El
viernes a las cinco salí corriendo de la oficina, llegué a casa y en la maleta
arrojé todo lo que pude para sobrevivir el fin de semana en Guadalajara. La
inauguración de la nueva sucursal estaba programada para las nueve del sábado,
demasiado temprano. Corrí al aeropuerto con la maleta hecha a las prisas, es
verdad, pero procuré que el traje se conservara intacto en su estuche para no
dar arrugadas lástimas al día siguiente. Al aterrizar no fue necesario ir a la banda,
así que corrí a tomar el taxi que me llevaría al hotel. Hasta ese momento no
había pensado en mi pelo con serenidad. Me lo toqué: sentí la cabezota de león,
la greña de dos meses abultada sobre mi cráneo. La inauguración iba a ser cosa
elegante, con muchas edecanes y mucho niñote fresa sonriendo ante las cámaras.
Me iba a sentir mal, lo sabía, pues me desagrada hasta la depresión andar como
palmera. Siempre me asombraron esos tipos que pueden usar el pelo largo y les
sienta a modo, pero yo tengo de esas cabelleras y esas cabezas que sin poda no
están “de verse”, como dice mi padre. El caso es que eran como las diez de la
noche e iba en el taxi ya resignado a mi jodido look, cuando se dio una aparición maravillosa: vi abierta una
peluquería. Estaba en una especie de barrio, y le ordené al taxista que de
inmediato diera vuelta a la manzana. Bajé con mis maletas y entré: un joven con
filipina blanca leía un tabloide amarillista en el sillón de peluquero.
Pregunté que si había servicio y afirmó. Me senté y el joven comenzó a quitarse
la filipina. Luego salió un anciano de una puerta sólo cubierta con un trapo.
El viejo recibió un beso en la frente y el joven se marchó. Supuse que era su
hijo.
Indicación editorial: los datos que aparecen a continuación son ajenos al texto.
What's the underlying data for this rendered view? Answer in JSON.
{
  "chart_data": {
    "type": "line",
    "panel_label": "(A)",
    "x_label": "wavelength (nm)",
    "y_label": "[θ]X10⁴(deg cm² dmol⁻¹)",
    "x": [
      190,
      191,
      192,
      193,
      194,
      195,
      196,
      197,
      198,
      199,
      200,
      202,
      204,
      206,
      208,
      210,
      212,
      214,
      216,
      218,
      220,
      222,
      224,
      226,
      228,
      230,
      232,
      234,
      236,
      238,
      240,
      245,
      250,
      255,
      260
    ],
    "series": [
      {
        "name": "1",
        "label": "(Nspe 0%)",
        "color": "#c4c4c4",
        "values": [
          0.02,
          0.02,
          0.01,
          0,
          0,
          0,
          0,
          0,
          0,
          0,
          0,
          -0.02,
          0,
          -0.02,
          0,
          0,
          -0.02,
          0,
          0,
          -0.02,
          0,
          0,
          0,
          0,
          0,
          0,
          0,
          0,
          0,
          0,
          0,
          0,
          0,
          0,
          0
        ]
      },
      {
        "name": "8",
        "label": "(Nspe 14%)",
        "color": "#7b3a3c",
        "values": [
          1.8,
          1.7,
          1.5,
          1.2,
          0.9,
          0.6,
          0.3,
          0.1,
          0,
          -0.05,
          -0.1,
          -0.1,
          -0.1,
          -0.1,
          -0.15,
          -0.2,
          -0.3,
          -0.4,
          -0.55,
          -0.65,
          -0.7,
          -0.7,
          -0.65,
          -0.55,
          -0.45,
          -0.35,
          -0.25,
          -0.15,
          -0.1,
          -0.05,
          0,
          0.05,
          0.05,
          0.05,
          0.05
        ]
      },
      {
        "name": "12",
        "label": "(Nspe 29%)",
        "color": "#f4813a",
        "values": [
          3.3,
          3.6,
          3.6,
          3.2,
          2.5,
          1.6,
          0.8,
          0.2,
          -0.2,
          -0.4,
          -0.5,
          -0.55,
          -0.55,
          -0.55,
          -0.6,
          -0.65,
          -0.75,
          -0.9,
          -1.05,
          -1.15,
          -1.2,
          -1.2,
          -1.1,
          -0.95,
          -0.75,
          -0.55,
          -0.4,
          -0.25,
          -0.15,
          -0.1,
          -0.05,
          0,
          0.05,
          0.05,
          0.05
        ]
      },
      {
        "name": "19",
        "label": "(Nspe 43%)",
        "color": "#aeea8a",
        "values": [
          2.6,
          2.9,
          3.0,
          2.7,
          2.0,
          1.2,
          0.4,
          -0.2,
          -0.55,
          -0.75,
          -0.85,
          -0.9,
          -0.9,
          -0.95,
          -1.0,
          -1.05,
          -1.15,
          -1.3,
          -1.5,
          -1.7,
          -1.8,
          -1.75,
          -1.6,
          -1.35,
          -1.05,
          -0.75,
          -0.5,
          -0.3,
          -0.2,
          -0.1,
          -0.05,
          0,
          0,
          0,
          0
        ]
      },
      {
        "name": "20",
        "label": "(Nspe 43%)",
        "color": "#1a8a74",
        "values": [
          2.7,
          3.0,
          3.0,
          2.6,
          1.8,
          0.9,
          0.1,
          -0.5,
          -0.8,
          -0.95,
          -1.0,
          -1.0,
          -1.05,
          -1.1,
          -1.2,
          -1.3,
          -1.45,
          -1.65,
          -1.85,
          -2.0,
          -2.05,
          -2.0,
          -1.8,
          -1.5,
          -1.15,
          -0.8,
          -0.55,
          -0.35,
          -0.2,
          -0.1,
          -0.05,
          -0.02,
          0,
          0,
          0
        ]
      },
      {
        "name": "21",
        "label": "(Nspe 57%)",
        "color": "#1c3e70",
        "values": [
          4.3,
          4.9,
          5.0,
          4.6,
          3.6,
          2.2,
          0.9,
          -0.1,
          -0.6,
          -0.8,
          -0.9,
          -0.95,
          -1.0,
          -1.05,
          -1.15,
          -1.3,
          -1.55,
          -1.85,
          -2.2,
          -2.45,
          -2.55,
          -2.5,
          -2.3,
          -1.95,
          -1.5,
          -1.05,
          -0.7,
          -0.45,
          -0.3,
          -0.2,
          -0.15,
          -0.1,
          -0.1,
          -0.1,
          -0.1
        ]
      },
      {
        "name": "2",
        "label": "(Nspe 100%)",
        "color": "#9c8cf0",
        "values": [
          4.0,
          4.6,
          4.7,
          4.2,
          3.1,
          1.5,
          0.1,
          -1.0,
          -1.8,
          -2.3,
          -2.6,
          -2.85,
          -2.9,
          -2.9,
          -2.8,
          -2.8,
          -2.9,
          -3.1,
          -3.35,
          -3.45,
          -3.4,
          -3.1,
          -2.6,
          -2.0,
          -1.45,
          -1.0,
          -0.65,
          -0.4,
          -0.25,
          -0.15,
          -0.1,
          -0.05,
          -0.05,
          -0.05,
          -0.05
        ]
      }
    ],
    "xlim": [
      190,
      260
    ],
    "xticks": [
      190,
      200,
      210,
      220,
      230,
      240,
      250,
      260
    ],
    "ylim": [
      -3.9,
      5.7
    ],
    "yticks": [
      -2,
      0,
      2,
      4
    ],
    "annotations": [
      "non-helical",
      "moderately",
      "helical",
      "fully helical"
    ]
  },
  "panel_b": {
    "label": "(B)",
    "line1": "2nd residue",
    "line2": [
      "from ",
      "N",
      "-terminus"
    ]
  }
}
El viejo me colocó el mandil, preguntó “cómo”, dije “cortito, escolar”, y
comenzó la operación. Noté con alarma que sus manos temblaban, que la tijera
atacaba como avión de combate al lado de mis sienes. Pensé en el papelón del
día siguiente: llegar trasquilado a la ceremonia. Quise huir, pero no supe cómo
hacerlo, así que me resigné al desastre. A tijeretazos temblorosos, sin decir
una sola palabra, el viejo terminó su labor. Cuando al fin estuve en el baño
del hotel, sonreí: quedé como me gusta, mejor que nunca.